Shortly after vetoing a bill that would restrict how unmanned aerial vehicles (UAVs) are used by police and other public agencies, California Gov. Jerry Brown has now signed a law concerning privacy.
A.B.2306, which was authored by Assemblymember Ed Chau, D-Monterey Park, would strengthen California privacy laws by making the use of “any device” to record personal or familial activities a constructive invasion of privacy, Chau explains in a release.
An AFP report says this bill is aimed at protecting the privacy of the public but also applies to celebrities: Paparazzi cannot use UAVs to take photographs. Miley Cyrus, for example, posted evidence on social media of a UAV hovering over her Los Angeles home in July.
“As technology continues to advance and new robotic-like devices become more affordable for the general public, the possibility of an individual’s privacy being invaded substantially increases,” says Chau. “I applaud the governor for signing A.B.2306, because it will ensure that our state’s invasion of privacy statute remains relevant even as technology continues to evolve.’
Under existing law, he says, a person is liable for a ‘physical’ invasion of privacy if that person trespasses onto someone’s property to capture an image or sound recording of the person in a personal or familial activity. It is a ‘constructive’ invasion of privacy if this is done without a physical trespassing but through the use of a “visual or auditory enhancing device,’ he explains.
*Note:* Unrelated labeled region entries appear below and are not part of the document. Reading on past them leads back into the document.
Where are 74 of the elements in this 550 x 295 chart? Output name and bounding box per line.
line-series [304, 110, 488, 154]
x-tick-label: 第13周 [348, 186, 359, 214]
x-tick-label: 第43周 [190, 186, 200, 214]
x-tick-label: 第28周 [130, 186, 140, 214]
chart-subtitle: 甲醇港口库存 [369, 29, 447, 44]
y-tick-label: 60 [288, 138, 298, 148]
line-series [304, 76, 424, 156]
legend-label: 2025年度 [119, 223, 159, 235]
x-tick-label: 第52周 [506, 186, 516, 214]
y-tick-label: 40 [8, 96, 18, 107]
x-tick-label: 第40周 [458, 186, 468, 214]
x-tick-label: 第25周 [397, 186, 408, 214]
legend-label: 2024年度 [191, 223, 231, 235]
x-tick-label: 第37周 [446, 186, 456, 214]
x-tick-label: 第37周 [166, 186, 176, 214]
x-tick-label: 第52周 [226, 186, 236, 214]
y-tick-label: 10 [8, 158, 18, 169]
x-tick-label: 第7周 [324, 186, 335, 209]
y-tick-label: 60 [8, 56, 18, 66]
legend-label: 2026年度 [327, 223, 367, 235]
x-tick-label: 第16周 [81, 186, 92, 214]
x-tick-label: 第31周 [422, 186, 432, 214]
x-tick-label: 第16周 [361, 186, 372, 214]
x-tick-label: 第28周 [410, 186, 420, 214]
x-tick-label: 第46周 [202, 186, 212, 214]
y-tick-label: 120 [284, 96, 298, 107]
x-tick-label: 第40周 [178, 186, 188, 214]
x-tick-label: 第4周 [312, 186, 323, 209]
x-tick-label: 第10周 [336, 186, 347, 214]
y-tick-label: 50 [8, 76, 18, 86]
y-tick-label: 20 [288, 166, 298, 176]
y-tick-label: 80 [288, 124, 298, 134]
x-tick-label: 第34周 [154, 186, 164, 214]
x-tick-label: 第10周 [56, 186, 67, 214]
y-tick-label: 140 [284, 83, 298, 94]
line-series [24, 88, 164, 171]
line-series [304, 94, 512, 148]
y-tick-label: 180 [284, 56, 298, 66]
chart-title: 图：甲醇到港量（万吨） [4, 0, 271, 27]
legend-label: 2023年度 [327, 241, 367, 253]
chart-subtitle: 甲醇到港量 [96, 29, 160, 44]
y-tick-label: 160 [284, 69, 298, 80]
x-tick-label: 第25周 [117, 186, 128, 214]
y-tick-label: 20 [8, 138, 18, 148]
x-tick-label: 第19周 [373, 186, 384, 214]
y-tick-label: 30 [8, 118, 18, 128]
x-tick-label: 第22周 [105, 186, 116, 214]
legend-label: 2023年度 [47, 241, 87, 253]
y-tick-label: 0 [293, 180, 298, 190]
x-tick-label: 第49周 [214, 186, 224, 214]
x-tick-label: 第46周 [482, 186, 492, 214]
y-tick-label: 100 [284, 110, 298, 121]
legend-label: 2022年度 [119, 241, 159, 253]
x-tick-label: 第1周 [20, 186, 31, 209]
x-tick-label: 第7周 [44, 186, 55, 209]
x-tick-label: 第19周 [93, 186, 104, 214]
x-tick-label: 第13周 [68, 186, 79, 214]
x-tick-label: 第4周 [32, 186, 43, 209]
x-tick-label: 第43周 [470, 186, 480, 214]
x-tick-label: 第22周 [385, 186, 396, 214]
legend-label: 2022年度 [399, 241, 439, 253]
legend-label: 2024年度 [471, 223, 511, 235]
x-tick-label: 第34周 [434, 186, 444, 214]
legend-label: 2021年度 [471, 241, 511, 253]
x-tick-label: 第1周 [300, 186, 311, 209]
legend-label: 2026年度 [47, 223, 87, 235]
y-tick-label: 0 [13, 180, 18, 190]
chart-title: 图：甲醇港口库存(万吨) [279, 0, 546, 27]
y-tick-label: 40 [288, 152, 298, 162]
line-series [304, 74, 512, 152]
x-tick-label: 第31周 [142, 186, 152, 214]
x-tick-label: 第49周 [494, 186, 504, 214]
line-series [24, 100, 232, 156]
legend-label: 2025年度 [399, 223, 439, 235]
A.B.2306 recognizes that many new technologies could permit an invasion of privacy without a physical trespassing, he says, even though those devices might not technically qualify as a “visual or auditory enhancing device,” which is a term that is not defined in existing law. Instead, A.B.2306 makes our laws less technology specific and focuses more on the intrusive conduct itself, Chau concludes.